Aufwachen! Aufblicken! Und Zuhören! Drei Imperative, die Omer Klein derzeit immer wieder in Richtung des Publikums wirft. Die Menschen sollten einfach etwas aufmerksamer sein und nicht ständig auf ihre Smartphones schauen, betont der 36-Jährige, der derzeit zu den aufregendsten israelischen Jazzpianisten zählt und mit seinem aktuellen Album „Sleepwalkers“ selbst beim Mediengiganten Warner für Aufsehen sorgt. Also Achtung – vor allem wenn er spielt. Andererseits ist es ohnehin kaum vorstellbar, dass jemand bei der Musik des Omer Klein Trios überhaupt schlafen kann; zu aufrüttelnd ist sie, zu energiegeladen, zu gut. In der Harmonie wechselten die Drei mühelos zwischen Latin-Nummern, Modern Jazz und orientalisch geprägten Nummern und sorgten so für ein kurzes, aber auch durchaus kurzweiliges Konzert auf höchstem Niveau.

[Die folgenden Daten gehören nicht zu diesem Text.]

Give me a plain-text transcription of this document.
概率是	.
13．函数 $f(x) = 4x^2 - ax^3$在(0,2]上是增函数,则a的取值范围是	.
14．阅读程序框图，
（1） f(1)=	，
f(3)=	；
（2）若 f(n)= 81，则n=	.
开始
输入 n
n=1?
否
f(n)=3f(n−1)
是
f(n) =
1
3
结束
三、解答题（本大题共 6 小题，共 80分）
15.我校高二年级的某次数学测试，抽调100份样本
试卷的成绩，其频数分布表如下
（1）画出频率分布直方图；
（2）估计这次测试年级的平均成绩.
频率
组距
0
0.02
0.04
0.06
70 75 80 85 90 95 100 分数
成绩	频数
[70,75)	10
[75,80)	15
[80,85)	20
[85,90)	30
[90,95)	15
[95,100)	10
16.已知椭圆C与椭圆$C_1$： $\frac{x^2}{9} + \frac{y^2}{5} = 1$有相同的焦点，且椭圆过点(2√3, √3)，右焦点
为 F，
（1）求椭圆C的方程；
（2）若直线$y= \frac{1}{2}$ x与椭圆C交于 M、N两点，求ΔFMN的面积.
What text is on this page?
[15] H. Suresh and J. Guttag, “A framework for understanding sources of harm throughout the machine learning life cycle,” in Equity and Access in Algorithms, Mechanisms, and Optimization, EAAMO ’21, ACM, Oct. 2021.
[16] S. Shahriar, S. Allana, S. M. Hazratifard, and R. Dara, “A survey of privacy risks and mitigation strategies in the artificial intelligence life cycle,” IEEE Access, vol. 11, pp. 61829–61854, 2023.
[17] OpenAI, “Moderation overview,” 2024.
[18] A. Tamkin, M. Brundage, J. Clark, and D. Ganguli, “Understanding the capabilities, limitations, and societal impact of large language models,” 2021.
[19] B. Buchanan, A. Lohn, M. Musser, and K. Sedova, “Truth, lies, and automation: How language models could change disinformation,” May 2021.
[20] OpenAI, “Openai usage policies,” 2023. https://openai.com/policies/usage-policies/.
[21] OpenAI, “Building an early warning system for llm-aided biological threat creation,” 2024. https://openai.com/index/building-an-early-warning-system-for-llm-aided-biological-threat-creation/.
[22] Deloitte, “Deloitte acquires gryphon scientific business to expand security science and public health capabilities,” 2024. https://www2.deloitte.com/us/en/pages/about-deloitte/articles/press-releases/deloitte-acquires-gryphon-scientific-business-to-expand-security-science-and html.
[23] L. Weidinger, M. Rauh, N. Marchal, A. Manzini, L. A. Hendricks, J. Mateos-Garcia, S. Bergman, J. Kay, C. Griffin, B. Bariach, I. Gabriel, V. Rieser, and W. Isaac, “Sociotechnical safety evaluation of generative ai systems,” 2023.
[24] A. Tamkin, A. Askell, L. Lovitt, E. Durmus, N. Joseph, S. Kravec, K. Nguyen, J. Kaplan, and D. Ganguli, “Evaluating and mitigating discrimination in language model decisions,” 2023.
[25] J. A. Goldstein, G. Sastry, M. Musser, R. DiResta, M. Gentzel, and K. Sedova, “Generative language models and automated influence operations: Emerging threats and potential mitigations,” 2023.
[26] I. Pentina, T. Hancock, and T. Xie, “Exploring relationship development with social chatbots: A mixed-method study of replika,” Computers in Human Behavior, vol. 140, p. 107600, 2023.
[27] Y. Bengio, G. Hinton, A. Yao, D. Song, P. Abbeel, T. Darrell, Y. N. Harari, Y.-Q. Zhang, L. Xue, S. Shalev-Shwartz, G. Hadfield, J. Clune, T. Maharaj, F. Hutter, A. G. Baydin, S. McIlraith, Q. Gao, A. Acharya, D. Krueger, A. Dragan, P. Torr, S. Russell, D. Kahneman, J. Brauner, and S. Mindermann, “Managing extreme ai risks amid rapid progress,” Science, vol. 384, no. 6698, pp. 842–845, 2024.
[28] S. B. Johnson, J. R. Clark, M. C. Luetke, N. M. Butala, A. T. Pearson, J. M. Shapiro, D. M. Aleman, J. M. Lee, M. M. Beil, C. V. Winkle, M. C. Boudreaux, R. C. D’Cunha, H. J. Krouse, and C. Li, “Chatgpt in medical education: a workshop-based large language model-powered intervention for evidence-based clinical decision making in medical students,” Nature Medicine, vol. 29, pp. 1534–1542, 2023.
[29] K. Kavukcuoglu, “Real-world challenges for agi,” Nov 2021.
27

Seit fünf Jahren spielen Omer Klein, Bassist Haggai Cohen-Milo und Schlagzeuger Amir Bresler inzwischen zusammen. Längst haben sie sich aneinander gewöhnt, harmonieren perfekt und haben
angesichts des Dauergrinsens auf dem Gesicht von Cohen-Milo offensichtlich im Konzert jede Menge Spaß. Kein Wunder bei herrlich tänzerischen Nummern wie „Niggun“, die eine klassisch inspirierte
Grundmelodie mit einem lateinamerikanischen Groove kombinieren und damit im Publikum für große Begeisterung sorgen. Die entspannte Haltung nimmt zwar im weiteren Verlauf ein wenig ab, während
sich die Musik zunehmend in Richtung eines expressiven Modern Jazz verschiebt, schwingt aber selbst bei dem Titelstück „Sleepwalkers“ noch mit.
Der Balance-Akt zwischen verträumter Leichtigkeit und aufrüttelnder Kraft gelingt dem Omer Klein Trio bei ihrem Auftritt im Rahmen des Beethovenfests so wie schon 2017 beim Jazzfest Bonn mit
Bravour. Stets bleibt die Tonsprache eingängig, klar und nachvollziehbar, selbst in den virtuosen Soli, in die sich vor allem Cohen-Milo immer wieder mit Gusto stürzt. Gelegentlich erhält auch
Bresler mehr Raum, der sein fein differenziertes Spiel dann deutlich kraftvoller werden lässt. Klein selbst spielt sich derweil gar nicht so sehr in den Vordergrund, ist ja ohnehin ständig
präsent, während seine Finger über die Tasten fliegen und elegante Läufe in Tönen bannen. Klasse.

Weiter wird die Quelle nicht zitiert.